Clearly the target audience for DIRTY MARY is middle-American car culture, an audience that loves loud, fast cars, wild women and detests speed traps and local cops. It’s no accident that the
police trailing Larry and Mary are buffoonish and easily flustered. The film plays out a wild, twisted version of a car culture’s fantasy.

Helming DIRTY MARY is the youthful John Hough, who started in his native England directing episodes of THE AVENGERS. His feature film directing credits include drive-in horror hits such as TWINS OF EVIL and THE LEGEND OF HELL HOUSE (in fact, Roddy McDowell, the star of LEGEND, has an unbilled cameo here as the spooked grocery store manager Fonda holds up). DIRTY MARY is one of Hough’s first American works, and his view of the wide open plains and Mountain Dew-fueled car crazies makes this film a Blu-Ray must have. And then there’s that explosive ending….

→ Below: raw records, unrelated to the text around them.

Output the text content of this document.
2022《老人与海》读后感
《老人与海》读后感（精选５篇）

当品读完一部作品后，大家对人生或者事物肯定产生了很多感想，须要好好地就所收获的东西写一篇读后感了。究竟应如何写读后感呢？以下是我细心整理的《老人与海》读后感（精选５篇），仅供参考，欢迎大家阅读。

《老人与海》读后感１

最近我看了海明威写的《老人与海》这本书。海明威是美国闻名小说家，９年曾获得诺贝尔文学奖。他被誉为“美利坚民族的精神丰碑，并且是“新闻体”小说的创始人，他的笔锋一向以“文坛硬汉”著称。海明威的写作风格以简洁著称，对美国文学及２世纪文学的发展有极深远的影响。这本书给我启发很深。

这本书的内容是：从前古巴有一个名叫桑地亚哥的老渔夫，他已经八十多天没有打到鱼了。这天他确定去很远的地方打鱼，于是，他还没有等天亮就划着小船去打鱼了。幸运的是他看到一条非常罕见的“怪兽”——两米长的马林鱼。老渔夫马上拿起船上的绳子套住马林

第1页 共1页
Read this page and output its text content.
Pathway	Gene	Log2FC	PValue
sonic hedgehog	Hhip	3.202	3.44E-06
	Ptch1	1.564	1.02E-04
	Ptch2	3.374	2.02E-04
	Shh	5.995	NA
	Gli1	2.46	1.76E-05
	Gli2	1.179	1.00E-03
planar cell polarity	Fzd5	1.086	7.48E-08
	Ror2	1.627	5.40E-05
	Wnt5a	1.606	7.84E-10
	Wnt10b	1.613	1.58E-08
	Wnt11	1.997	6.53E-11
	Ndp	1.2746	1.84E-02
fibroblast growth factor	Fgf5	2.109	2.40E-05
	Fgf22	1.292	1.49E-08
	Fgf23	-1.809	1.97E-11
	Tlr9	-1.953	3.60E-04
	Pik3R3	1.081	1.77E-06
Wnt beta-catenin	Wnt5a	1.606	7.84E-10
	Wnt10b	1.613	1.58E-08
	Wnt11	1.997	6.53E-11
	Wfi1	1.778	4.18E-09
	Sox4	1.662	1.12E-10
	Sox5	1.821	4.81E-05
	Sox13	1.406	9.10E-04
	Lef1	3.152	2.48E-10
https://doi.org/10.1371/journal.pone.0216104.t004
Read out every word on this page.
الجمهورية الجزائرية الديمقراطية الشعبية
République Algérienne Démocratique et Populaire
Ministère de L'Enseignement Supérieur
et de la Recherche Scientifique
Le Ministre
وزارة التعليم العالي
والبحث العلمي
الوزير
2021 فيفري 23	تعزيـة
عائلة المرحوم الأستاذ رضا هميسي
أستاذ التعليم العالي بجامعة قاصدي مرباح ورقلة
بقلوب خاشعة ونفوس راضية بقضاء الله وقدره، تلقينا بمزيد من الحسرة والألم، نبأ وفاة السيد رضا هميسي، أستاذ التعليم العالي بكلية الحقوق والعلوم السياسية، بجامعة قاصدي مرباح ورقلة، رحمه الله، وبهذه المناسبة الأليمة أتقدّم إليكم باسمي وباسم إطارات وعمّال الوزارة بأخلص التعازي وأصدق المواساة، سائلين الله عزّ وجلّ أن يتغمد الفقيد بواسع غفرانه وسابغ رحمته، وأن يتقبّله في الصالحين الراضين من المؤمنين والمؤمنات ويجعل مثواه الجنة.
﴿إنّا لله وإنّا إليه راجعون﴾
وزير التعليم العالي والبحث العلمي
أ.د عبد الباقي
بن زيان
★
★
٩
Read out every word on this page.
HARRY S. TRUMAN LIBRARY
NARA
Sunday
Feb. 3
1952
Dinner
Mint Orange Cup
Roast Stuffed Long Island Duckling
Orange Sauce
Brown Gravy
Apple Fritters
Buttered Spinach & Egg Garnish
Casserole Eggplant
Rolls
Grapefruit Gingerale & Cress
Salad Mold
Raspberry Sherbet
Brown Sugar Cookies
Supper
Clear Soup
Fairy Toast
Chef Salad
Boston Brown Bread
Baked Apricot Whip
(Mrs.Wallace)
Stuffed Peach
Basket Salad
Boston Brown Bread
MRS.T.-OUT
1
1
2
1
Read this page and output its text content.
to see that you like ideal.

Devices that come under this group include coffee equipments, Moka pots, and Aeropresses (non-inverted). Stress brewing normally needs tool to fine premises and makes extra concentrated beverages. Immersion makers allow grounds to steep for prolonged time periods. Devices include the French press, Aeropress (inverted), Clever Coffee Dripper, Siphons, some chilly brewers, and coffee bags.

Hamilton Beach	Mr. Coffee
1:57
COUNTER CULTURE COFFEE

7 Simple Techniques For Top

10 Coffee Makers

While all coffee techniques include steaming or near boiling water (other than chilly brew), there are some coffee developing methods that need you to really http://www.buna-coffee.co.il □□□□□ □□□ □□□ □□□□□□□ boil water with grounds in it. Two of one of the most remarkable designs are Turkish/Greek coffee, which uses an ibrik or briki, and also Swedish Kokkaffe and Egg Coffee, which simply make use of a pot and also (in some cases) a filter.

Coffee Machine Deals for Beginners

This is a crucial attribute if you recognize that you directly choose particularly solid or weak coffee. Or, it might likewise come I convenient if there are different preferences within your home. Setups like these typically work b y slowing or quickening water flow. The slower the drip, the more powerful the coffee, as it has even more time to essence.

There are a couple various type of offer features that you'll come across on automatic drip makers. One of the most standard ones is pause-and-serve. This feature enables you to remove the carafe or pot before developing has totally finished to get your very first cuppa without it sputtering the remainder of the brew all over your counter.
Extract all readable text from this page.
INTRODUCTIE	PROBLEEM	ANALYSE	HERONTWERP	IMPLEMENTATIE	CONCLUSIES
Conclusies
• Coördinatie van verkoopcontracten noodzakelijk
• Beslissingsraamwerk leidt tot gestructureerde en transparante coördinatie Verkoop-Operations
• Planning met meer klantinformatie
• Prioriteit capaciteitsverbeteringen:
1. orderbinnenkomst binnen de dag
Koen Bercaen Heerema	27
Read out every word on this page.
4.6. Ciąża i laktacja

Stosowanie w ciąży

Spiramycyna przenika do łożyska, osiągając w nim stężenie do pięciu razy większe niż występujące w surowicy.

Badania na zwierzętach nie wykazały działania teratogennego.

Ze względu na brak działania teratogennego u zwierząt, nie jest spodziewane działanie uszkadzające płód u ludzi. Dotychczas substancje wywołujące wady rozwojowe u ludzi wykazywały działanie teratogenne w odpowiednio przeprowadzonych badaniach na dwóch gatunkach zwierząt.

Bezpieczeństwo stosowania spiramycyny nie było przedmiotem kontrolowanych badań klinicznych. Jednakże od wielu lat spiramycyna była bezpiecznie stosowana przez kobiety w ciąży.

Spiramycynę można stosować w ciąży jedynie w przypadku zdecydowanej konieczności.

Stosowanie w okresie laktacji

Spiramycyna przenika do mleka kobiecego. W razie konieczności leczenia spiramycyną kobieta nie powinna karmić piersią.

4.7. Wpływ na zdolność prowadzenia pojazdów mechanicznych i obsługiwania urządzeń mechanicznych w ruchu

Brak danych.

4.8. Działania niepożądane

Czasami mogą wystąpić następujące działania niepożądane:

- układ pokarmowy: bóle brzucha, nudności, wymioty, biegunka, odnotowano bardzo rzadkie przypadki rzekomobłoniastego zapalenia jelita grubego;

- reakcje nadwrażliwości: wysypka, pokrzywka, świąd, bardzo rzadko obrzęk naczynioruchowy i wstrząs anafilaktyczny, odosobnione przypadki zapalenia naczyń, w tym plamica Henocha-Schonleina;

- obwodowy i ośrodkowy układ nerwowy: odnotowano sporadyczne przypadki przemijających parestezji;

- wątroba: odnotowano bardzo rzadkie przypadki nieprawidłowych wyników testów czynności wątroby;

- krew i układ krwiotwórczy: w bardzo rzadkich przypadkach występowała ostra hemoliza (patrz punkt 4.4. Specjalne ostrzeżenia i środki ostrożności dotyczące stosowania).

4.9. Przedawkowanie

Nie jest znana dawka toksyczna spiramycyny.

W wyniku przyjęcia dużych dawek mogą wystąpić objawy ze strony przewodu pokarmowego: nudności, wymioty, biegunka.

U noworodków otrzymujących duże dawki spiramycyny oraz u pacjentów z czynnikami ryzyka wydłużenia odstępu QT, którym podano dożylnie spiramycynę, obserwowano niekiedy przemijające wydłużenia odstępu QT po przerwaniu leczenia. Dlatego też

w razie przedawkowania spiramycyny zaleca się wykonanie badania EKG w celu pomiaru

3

…is THE BLAIR WITCH PROJECT on a highway. Car-and motorcycle fans Roger (Peter Fonda) and Frank (Warren Oates) gather up their wives (Loretta Swit and Lara Parker) in a massive recreational vehicle for a vacation in the mid-west wilderness. In the moonlit plains one night, Roger and Frank witness s satanic ritual where a masked high priest, wielding a dagger, sacrifices a nude woman. Our two heroes are discovered by the cultists and the chase begins. It’s suspense in high gear as the chase piles through the wilderness, an RV park, and finally the open highway.

After the runaway success of DIRTY MARY, Twentieth Century Fox rushed RACE WITH THE DEVIL into production. Despite the often unbearable suspense, I find several faults with this film. Fonda and Oates’ characters are established as loving motorcycle racing. In fact, Fonda did his own motorcycle work here. How come their amazing motorcycling skills, which are introduced many times over, never come into play? The two ladies pretty much have nothing to do, but huddle into corners and squeal. RACE’s co-writer Lee Frost started to direct, but shortly after production began, he was fired and Jack Starrett was bought in to replace him. Starrett was a talented Texas-born grindhouse movie director who already had such drive-in hits as CLEOPATRA JONES, SLAUGHTER and CRY BLOOD APACHE under his belt. He peppered RACE with much delightful horror and smash-‘em-up adrenaline. Filming commenced at a breakneck pace mostly because the studio scheduled a nationwide opening of the film only three months off. There is a debate regarding RACE’s alarming ending. Some say it’s a cop-out, others call it inventive. I feel it displays disturbing nightmare logic (which is great for any horror movie) but is terribly inconsistent with Fonda’s and Oates’ alpha-male born-to-ride characters. I refuse to give the ending away, because RACE, as flawed as it is, is a lot of fun, and who am I to spoil the fun? According to actress Lara Parker, who does a terrific commentary track here, the freakish ending was a last minute decision. Ms. Parker tells us of her own idea of the ending, and I think it would have been an improvement. Remember, she had just spent five years on the goth soap opera DARK SHADOWS, and now writes horror literature, so she does know her spooky stories! A friend of mine described that she once witnessed a similar devil worship ceremony in Texas. An animal was used instead of a person. That’s a disturbing example of life imitating art.